Top 14 Funny Prenuptial Agreement Quotes
#1. Writing is really very easy. Tap a vein and bleed onto the page. Everything else is just technical.
Derrick Jensen
#2. There's no day when I don't think it would be great to be 25 years old and have the Olympics coming in less than 300 days - and be the best in the world. I can't think of anything so motivating.
Daley Thompson
#3. If 50 million people say a stupid thing, it's still a stupid thing.
David Severn
#6. Mr. Ryker is fucking hot. Thick, bulging muscles worthy of a romance novel cover, long legs, big hands, a whole sleeve of floral tattoos. Yeah. Flowers. Fucking flowers on this man's massive bicep.

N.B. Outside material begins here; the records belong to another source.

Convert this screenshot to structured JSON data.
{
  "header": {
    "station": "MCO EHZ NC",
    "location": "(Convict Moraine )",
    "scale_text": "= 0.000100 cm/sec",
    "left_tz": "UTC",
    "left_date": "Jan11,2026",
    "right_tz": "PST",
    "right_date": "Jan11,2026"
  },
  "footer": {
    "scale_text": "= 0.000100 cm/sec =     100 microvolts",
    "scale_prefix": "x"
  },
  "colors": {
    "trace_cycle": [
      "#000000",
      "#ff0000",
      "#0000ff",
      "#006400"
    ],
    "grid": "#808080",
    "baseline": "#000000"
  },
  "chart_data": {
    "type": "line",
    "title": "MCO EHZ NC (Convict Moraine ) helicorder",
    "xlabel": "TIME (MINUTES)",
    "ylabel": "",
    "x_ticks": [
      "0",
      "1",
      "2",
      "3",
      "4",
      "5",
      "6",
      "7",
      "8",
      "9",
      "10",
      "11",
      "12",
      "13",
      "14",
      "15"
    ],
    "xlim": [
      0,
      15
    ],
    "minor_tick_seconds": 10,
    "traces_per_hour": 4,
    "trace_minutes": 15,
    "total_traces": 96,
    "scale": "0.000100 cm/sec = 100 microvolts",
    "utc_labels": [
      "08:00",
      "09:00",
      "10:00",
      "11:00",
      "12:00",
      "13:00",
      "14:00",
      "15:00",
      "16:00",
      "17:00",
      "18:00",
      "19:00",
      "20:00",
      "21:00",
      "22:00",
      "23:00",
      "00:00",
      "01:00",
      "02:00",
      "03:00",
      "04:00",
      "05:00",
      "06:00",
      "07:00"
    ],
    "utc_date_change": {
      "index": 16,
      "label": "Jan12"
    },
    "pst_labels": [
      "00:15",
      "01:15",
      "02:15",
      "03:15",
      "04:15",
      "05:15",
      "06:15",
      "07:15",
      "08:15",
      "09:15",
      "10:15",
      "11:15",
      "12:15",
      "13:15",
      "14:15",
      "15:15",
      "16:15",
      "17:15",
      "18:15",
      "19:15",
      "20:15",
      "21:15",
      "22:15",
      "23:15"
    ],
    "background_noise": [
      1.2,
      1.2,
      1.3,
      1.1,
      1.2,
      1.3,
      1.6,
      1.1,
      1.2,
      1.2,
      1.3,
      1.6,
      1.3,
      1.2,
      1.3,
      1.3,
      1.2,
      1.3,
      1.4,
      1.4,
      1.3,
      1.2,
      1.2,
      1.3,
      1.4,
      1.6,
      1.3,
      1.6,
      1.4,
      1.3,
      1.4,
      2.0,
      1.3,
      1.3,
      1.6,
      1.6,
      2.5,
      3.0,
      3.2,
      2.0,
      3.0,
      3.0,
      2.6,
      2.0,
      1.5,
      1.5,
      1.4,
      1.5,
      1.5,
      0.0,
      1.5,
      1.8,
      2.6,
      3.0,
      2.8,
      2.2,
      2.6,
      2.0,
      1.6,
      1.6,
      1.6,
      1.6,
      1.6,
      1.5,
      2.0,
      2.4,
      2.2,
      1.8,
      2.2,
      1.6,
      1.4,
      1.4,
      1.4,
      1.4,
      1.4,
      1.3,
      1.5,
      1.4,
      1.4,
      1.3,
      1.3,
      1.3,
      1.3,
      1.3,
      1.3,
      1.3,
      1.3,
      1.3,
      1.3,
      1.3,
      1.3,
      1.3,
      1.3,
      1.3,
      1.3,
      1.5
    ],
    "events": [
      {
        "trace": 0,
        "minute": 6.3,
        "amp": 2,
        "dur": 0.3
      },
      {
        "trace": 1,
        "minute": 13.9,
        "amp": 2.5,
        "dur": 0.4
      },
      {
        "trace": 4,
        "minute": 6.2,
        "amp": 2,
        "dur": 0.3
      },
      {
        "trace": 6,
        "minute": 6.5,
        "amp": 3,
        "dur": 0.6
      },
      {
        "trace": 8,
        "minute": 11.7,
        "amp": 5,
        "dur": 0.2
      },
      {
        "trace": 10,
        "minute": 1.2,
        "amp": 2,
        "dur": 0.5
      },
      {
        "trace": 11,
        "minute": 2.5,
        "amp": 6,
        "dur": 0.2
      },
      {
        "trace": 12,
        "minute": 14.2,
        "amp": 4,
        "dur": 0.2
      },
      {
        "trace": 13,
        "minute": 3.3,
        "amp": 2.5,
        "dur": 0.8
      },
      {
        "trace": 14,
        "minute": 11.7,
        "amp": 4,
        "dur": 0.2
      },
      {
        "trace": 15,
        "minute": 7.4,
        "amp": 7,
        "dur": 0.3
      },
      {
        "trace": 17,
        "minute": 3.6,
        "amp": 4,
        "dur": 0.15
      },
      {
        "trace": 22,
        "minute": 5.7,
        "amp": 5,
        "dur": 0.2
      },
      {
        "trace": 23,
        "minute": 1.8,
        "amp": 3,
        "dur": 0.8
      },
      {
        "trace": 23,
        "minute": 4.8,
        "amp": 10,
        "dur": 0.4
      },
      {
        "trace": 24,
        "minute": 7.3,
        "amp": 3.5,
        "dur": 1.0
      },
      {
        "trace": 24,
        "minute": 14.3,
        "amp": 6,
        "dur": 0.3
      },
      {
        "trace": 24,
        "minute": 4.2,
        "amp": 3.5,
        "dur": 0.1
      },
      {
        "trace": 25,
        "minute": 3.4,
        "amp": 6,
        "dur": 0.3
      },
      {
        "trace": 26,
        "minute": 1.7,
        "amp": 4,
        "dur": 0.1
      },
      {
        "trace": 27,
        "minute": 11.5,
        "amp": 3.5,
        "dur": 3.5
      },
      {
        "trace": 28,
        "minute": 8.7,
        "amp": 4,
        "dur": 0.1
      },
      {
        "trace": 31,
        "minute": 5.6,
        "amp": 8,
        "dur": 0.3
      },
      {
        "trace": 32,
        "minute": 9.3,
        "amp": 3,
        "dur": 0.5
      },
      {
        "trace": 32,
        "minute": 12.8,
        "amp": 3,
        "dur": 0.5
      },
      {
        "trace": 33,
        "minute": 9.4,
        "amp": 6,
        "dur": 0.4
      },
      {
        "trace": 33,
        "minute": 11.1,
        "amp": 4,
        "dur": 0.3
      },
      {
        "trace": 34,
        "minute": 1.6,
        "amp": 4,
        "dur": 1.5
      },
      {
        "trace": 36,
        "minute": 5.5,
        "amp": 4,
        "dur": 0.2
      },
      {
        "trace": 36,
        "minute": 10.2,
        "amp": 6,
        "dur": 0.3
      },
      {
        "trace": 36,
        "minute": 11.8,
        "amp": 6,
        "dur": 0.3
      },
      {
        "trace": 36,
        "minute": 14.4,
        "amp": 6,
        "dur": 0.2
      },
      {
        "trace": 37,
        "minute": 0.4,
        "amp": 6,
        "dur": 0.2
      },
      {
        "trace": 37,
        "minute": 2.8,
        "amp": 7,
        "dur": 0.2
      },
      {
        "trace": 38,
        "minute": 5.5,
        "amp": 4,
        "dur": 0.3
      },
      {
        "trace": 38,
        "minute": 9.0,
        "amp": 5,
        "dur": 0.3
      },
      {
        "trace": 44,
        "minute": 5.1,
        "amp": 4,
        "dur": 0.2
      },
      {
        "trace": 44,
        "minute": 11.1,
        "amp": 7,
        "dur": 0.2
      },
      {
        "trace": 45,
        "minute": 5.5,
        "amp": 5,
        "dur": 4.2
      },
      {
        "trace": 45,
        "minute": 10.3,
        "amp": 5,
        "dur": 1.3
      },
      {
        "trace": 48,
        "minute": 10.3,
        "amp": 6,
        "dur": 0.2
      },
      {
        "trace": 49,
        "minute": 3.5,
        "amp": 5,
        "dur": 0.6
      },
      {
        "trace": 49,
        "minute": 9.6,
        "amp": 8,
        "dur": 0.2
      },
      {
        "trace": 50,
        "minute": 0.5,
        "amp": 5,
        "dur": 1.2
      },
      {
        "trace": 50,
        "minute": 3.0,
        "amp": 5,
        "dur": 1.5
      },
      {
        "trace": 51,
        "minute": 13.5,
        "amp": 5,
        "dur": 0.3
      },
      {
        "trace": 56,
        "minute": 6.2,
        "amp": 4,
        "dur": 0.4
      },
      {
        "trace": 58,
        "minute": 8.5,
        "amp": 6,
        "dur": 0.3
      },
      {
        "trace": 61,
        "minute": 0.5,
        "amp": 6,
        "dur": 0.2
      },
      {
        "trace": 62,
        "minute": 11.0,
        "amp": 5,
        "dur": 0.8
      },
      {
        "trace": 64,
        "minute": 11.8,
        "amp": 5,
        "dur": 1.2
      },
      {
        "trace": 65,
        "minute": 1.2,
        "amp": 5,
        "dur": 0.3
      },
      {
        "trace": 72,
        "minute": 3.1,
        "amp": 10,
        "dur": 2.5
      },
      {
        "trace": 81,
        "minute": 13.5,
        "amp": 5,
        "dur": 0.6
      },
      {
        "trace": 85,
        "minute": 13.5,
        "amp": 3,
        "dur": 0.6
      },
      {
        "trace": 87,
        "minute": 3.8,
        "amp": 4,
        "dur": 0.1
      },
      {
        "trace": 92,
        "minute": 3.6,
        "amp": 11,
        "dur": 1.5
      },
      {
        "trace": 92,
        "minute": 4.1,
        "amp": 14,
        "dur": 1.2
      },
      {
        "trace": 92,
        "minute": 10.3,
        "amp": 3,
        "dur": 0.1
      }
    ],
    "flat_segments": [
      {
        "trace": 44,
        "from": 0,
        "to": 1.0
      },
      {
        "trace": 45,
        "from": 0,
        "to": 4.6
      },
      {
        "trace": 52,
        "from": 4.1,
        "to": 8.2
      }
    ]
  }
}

He looks like he could crush a tree trunk with those long fingers.
C.M. Stunich
#7. A few hours of mountain climbing make a blackguard and a saint two rather similar creatures.
Friedrich Nietzsche
#8. Perhaps you should spend less time despising the game and more time building the patients necessary to win.
Renee Ahdieh
#9. The things we hate about ourselves aren't more real than things we like about ourselves.
Ellen Goodman
#10. For there is assuredly nothing dearer to a man than wisdom, and though age takes away all else, it undoubtedly brings us that.
Marcus Tullius Cicero
#11. The goal is to provide analytical tools that will last students a lifetime.
Edward Tufte
#12. Craig Robinson is basically the mayor of wherever he goes.
Gillian Jacobs
#14. I'm not like the next Michael Jordan, but I'm also not what everyone saw me as before I started playing in the NBA, either.